Segue-se a Faculdade de Psicologia e de Ciências da Educação (FPCEUP), com 15%, e a Faculdade de Medicina Dentária (FMDUP) e Letras, ambas com 11%. No que diz respeito aos cursos, aqueles que contam com o maior número de alunos com este estatuto são Engenharia e Biotecnologia Florestal com 30% e Engenharia Agronómica com 23%, ambos na FCUP.

Já a faculdade com menos percentagem de trabalhadores-estudantes é a Faculdade de Economia, com apenas 5%, seguida das faculdades de Engenharia, Arquitetura e Medicina, com 6%.

Em dez anos, a percentagem de trabalhadores-estudantes aumentou em três pontos percentuais, de 5% para 8%. Os dados de 2023 ainda não foram divulgados pela Reitoria da Universidade do Porto.

Valores podem estar relacionadados com “a proveniência sociocultural ou socioeconómica” dos estudantes

Como já foi anteriormente referido, a FLUP tinha, em 2022, o maior número absoluto de trabalhadores-estudantes.
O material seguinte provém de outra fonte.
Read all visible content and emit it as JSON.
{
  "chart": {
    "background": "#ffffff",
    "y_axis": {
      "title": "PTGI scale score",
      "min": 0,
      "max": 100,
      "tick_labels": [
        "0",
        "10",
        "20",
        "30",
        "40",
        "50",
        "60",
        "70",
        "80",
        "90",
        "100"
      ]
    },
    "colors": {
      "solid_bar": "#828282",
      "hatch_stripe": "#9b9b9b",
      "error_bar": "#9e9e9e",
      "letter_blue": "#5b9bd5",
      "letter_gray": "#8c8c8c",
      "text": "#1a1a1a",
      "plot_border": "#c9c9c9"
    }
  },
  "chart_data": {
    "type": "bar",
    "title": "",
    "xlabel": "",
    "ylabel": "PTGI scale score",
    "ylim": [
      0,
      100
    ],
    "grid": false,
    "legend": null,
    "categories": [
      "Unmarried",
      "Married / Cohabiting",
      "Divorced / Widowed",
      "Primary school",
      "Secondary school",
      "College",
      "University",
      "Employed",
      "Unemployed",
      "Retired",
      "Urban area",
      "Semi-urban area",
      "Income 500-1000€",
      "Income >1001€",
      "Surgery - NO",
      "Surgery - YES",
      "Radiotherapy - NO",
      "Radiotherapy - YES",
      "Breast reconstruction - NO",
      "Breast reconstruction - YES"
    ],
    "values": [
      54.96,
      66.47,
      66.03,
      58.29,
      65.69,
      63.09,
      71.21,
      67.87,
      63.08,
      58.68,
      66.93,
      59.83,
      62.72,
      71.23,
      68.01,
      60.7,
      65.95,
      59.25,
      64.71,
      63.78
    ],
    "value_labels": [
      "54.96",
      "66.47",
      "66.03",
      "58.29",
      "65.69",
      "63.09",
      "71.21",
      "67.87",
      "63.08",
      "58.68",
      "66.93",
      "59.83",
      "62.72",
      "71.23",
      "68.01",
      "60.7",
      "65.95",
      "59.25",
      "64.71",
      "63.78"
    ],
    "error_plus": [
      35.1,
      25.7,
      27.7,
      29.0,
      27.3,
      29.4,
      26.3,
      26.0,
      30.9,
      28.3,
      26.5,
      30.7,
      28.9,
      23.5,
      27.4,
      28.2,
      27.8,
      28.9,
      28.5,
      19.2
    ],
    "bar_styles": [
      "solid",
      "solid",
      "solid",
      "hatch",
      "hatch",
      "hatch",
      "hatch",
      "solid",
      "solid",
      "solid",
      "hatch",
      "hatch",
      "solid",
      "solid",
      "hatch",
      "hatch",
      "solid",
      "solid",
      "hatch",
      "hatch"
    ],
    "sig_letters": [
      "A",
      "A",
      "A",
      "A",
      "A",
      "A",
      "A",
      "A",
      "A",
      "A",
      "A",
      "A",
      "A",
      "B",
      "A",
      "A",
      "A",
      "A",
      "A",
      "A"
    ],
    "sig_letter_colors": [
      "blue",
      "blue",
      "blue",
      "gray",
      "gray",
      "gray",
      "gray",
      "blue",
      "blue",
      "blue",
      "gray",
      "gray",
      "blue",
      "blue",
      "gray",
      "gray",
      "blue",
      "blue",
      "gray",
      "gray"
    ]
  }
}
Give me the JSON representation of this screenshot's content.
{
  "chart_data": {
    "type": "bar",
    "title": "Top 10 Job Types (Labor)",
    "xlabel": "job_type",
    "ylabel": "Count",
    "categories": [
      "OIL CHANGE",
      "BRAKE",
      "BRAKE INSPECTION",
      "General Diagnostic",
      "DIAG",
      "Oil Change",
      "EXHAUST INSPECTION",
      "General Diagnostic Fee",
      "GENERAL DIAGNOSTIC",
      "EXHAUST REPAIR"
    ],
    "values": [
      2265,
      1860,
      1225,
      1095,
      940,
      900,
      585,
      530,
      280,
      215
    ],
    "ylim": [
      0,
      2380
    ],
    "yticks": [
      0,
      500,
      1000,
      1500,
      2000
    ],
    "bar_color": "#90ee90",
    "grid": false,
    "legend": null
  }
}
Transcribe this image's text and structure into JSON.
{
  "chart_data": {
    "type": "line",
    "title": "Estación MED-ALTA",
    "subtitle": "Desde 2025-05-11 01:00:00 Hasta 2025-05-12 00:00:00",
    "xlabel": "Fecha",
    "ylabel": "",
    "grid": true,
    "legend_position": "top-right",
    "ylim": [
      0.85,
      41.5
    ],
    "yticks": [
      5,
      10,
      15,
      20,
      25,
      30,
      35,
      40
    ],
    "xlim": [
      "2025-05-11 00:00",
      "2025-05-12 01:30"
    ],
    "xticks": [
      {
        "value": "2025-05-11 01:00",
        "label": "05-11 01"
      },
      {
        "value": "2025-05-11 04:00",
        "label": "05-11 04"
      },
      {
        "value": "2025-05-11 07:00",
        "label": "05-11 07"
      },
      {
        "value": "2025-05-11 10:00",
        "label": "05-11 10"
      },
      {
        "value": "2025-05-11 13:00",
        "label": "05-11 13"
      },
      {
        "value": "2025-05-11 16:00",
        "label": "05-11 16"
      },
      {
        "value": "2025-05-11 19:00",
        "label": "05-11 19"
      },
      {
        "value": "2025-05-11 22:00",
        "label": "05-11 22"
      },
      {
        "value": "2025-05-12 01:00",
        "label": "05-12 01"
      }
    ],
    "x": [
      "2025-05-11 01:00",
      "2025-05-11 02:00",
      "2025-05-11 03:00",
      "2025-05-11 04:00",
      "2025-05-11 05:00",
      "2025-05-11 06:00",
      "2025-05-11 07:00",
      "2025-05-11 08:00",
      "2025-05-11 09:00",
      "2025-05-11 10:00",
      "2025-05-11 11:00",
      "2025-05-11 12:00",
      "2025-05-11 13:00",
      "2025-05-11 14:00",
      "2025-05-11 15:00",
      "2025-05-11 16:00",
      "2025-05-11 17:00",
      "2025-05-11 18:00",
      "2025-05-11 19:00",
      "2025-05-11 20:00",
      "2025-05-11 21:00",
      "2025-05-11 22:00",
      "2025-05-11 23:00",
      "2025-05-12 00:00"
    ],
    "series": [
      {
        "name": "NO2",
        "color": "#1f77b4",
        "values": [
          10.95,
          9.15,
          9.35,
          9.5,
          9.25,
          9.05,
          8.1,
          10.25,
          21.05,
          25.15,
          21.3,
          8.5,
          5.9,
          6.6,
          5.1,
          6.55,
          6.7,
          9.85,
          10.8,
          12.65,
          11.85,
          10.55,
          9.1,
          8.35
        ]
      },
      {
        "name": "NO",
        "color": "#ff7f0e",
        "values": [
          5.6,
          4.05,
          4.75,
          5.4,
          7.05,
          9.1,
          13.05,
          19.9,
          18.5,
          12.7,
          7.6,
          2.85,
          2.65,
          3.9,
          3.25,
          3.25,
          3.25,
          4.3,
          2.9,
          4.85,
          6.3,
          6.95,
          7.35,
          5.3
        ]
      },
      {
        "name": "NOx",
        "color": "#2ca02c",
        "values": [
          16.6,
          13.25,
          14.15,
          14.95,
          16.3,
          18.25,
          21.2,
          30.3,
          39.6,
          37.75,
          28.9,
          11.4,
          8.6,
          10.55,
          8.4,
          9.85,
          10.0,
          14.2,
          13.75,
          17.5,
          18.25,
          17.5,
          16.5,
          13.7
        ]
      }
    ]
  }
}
Paula Pinto Costa, diretora da FLUP. Foto: Lara Castro/JPN

Paula Pinto Costa, diretora da FLUP há um ano, já tinha conhecimento dos números elevados de bolseiros e estudantes com estatuto de trabalhador-estudante da comunidade académica. O motivo pelo qual isso acontece, está, segundo Paula Pinto Costa, diretamente relacionado com “a proveniência sociocultural ou socioeconómica dos nossos estudantes“.

“Vêm de famílias de um estrato socioeconómico menos favorecido e, portanto, ficam mais expostos à necessidade de bolsa, dos serviços sociais, ou à necessidade de eles próprios trabalharem”, acrescentou.

A diretora de Letras admite que os cursos que têm componentes mais práticas “não são tão propícios à frequência por parte dos trabalhadores-estudantes”. Já na FLUP, como os cursos “não têm tanto essa dimensão tão prática”, os estudantes tendem a procurar “conciliar essa necessidade e vontade”.

Ao JPN, o presidente da Federação Académica do Porto (FAP), Francisco Porto Fernandes falou sobre os desafios que os jovens que estudam e trabalham enfrentam e os motivos pelos quais o têm de fazer: “Acima de tudo é porque, com quartos a 400€ por mês, muitos de nós têm de trabalhar para ajudar as famílias“, afirmou.

Francisco Fernandes é presidente da FAP desde 2023. Foto: D.R.

A falta de representatividade e apoio para os trabalhadores-estudantes dentro das instituições de ensino é uma preocupação da FAP. “Muitas vezes, [esses alunos] também são os mais ausentes do dia-a-dia da faculdade. São os que têm menos facilidade em chegar ao Conselho Pedagógico, à direção da faculdade, à presidência e até à própria Associação de Estudantes”, explicou.

O estudante da FEP referiu ainda que “o estatuto de trabalhador-estudante da faculdade adianta pouco ou nada”. “Acho que a academia ainda não está adaptada a esta necessidade da educação ao longo da vida e de se adaptar aos trabalhadores-estudantes“, afirmou. Francisco Porto Fernandes disse ainda que “todos os trabalhadores-estudantes que tenham problemas” devem fazê-lo chegar à Associação de Estudantes ou à FAP.